Mais on peut dire qu’ils font partie des privilégiés qui disposaient de l’eau en tout temps et pour tout usage. En effet, dans les quartiers périphériques le calvaire était déjà saisissant depuis début avril et avec les nouvelles mesures c’est un pas de plus dans la sécheresse qui vient d’être franchi. De la zone de Tab-tenga (quartier situé à l’est de la ville) jusqu’à la lisière de la commune de Saaba, la vie quotidienne est rythmée par la recherche de l’or bleu. Vélo, charrettes à traction asinienne, motocyclettes, tricycles, pousse-pousse, tous les moyens sont bons pour se procurer cette denrée vitale et le décor qui s’offre à voir dans la zone donne une idée de l’ampleur de la pénurie.
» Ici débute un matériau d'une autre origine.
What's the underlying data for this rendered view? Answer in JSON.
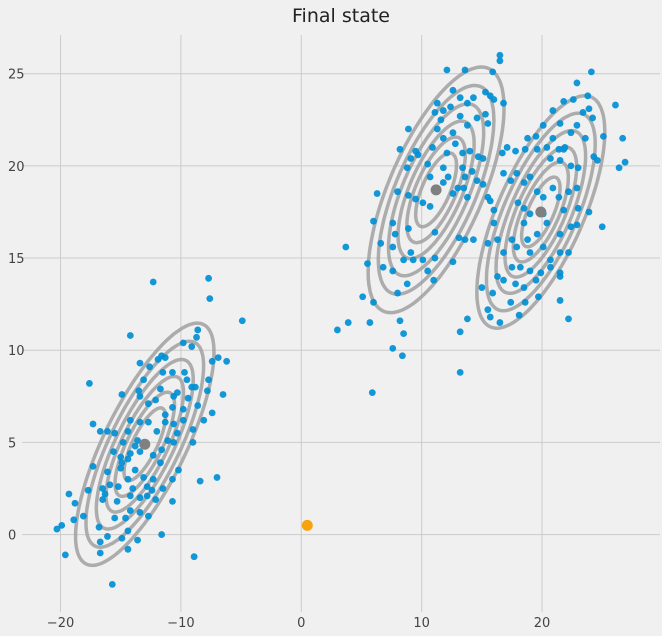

La quarantaine bien sonnée, Mariam Ouangraoua et sa camarade Anne Marie Kama poussent chacune son vélo chargé de 3 bidons de 20 litres. Après une longue distance parcourue et de longues heures d’attente, la fatigue commence à prendre le dessus : « je ne peux plus pédaler ; je viens de la zone de Kala Zorgho et après 4 heures d’attente, j’ai pu remplir mes 3 bidons dans une fontaine non loin de l’hôpital pédiatrique. Je vais maintenant marcher jusqu’à destination à plus de 5 km de là. Je n’ai plus la vigueur d’antan pour une telle corvée, mais je n’ai pas le choix, sans eau on ne peut pas vivre », se lamente-t-elle. Et sa camarade de renchérir : « on n’a jamais vu une telle pénurie ; je vous assure que c’est juste pour la boisson et la cuisine. Quant à la lessive on attend impatiemment la pluie et nous espérons que Dieu qui voit notre misère aura pitié de nous ».
« Dites à Roch... »
Avec son nouveau-né entre les bras, Sarata Sinaré assise sous un hangar ne veut pas nous laisser partir sans lancer son cri de cœur : «s’il vous plaît, je vous demande de dire aux autorités que nous souffrons. Je reviens du CSPS en consultation avec mon enfant souffrant mais quand je pense à comment faire pour avoir l’eau pour la famille c’est l’amertume totale depuis trois semaines. Le manque d’eau est devenu notre préoccupation première ». Minata Sawadogo, vendeuse de bouillie analyse la question sous l’angle global de la cherté de vie : « un sac de riz coûte 19 000 F, les condiments sont aussi très chers et comme si cela ne suffisait pas, il faut maintenant se battre pour avoir l’eau. Ce n’est pas un nouveau problème mais cette année-là, les choses ont considérablement empiré », nous dit-elle avant d’ajouter : « Dites à Roch (ndlr le président du Faso) qu’en le votant, on s’attendait à mieux que ça ; si ça ne change pas, on votera quelqu’un d’autre ».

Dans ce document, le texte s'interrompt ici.